Q&A with a state corrections officer, and what else happened @ West Seattle Crime Prevention Council

Here are the toplines from the West Seattle Crime Prevention Council‘s first meeting since October:

CRIME TRENDS: Southwest Precinct crime overall was down almost five percent in 2019 from 2018, said the precinct’s operations commander, Lt. Steve Strand. They’re hoping to repeat that in 2020. Lt. Strand stressed the importance of reporting all crime so they know what’s happening and where to focus patrols. (If it’s happening now, call 911; if not, most crimes can be reported online – go here.)

The new year has begun with an uptick in auto theft – south West Seattle was hit hardest, and cars are usually found one to four days later, often outside the city. The Automated License Plate Readers are continuing to help detect stolen cars and the precinct hopes to get more, but Lt. Strand says a legal concern has put expansion of their use on hold. (We’re following up on this.) Overall, “our numbers are low in West Seattle.”

UNAUTHORIZED ENCAMPMENTS: When this topic came up at the Tuesday night meeting, Lt. Strand mentioned that a 26th/Juneau encampment was scheduled for Wednesday. (We went by the next day to look, but nothing was visible from the street.)

COMMUNITY CONCERNS: A woman brought up suspected drug sales in High Point Commons Park. … One woman asked about Lincoln Park; Lt.Strand mentioned that the longtime nuisance house across from the north parking lot is for sale. Local police have been working on that for a decade or so, Lt. Strand estimated.

DEPARTMENT OF CORRECTIONS: Steve Lambert, who works with community corrections – similar to probation/parole – was the guest speaker. He’s been with the division since 2002, first working with offenders, then becoming a specialist assigned to SPD’s Anti-Crime Team for the past ~15 years. A lot of “fugitive apprehension,” he explained, going after people who have arrest warrants out for them. “We go all over the place”- four DOC specialists in Seattle, but they used to have “a lot more.” He says his specialty historically has been working with gang activity: “There’s issues throughout the city.”

He opened the floor to Q&A after just a few minutes.

Are there halfway houses in our area? If there are, they’re under the radar, no problems that have come to DOC’s attention, he said.

Where do released prisoners check in? There’s a West Seattle office near 35th/Morgan.

Does Washington house prisoners from other states? Generally, no, since our prisons are out of space, Lambert said.

Lambert was asked about DOC presence over the years at big events like the Bite of Seattle, Torchlight Parade, etc. Used to be they drew a lot of troublemakers – gang members, etc. – but not any more, he said;.

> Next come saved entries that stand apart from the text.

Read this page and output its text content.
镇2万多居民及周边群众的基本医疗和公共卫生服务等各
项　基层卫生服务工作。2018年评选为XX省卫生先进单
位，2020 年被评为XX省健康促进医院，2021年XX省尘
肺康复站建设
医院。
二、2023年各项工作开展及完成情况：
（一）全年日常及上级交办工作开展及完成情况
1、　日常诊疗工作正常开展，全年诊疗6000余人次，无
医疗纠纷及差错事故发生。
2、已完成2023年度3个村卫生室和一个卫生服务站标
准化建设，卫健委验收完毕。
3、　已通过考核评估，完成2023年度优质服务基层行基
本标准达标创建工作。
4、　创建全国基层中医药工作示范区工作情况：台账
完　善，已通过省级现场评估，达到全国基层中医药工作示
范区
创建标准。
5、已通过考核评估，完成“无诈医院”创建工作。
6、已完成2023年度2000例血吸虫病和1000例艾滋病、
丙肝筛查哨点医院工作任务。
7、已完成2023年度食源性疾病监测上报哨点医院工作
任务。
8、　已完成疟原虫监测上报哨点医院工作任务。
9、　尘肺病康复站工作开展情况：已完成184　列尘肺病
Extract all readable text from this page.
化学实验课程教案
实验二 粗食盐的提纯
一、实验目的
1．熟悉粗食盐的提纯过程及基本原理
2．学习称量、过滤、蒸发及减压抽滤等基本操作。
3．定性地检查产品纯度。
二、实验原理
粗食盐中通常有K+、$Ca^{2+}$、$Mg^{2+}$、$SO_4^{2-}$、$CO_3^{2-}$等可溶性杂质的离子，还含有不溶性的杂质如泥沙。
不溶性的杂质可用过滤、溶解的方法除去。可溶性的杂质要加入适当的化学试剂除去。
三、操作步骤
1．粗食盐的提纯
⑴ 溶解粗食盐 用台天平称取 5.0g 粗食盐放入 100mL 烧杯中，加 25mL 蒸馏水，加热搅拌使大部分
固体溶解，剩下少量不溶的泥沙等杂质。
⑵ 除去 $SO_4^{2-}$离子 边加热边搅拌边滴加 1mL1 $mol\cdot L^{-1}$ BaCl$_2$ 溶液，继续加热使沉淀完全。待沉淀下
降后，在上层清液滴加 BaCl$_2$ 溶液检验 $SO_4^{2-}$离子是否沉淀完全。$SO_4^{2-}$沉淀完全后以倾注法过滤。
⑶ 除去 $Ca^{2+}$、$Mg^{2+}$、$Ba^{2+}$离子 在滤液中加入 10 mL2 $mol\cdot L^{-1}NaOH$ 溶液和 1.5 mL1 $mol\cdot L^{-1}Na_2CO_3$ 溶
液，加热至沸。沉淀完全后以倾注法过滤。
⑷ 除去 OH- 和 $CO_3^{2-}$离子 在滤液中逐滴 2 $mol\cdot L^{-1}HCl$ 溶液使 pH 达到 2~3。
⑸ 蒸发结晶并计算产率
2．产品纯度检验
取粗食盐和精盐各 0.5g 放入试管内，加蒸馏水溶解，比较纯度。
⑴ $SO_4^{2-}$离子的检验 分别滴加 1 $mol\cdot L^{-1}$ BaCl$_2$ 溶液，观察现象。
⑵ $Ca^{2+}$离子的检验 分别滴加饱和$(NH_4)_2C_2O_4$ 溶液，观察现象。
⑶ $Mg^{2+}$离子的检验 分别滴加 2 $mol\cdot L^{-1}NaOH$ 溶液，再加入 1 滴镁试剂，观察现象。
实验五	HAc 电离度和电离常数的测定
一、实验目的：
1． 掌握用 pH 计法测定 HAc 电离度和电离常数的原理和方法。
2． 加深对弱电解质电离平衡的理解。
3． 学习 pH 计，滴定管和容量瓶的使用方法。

Why do some people still sell marijuana on the street when it’s sold legally? Lower prices, as well as evading age restrictions,

If someone’s under supervision, how often do they meet with an officer? Depends, Lambert said.

He mentioned the department’s gone through a lot of staff cuts.

Other quick points:

If offenders violate terms of release, they can be returned to custody. … When someone is released from prison, they have to be released to their “county of origin.” … Any particular neighborhoods where there’s more danger? No, said Lambert: “I’ve kicked in doors in my own neighborhood.”

Also: “There’s a lot fewer people on supervision than years ago” – 12,000 now, about half than what they dealt with in the past. “It’s a good thing,” he asserted, as they can be more effective with lower caseloads consisting of the most serious offenders.

UPCOMING TOPICS: WSCPC meets at 7 pm on third Tuesdays. Next month: Domestic violence. March: SDOT, updating the area’s most dangerous intersections. One suggestion for another topic in the months ahead: How to fill out an online crime report.

2 Replies to "Q&A with a state corrections officer, and what else happened @ West Seattle Crime Prevention Council"

  • Airwolf January 24, 2020 (9:19 am)

    Any idea what the “legal concern” is for the automated plate reader? privacy? inaccuracy? 

    • Question Authority January 25, 2020 (10:08 am)

      Most likely privacy which is moot given the cell phone in their pocket tracking them constantly.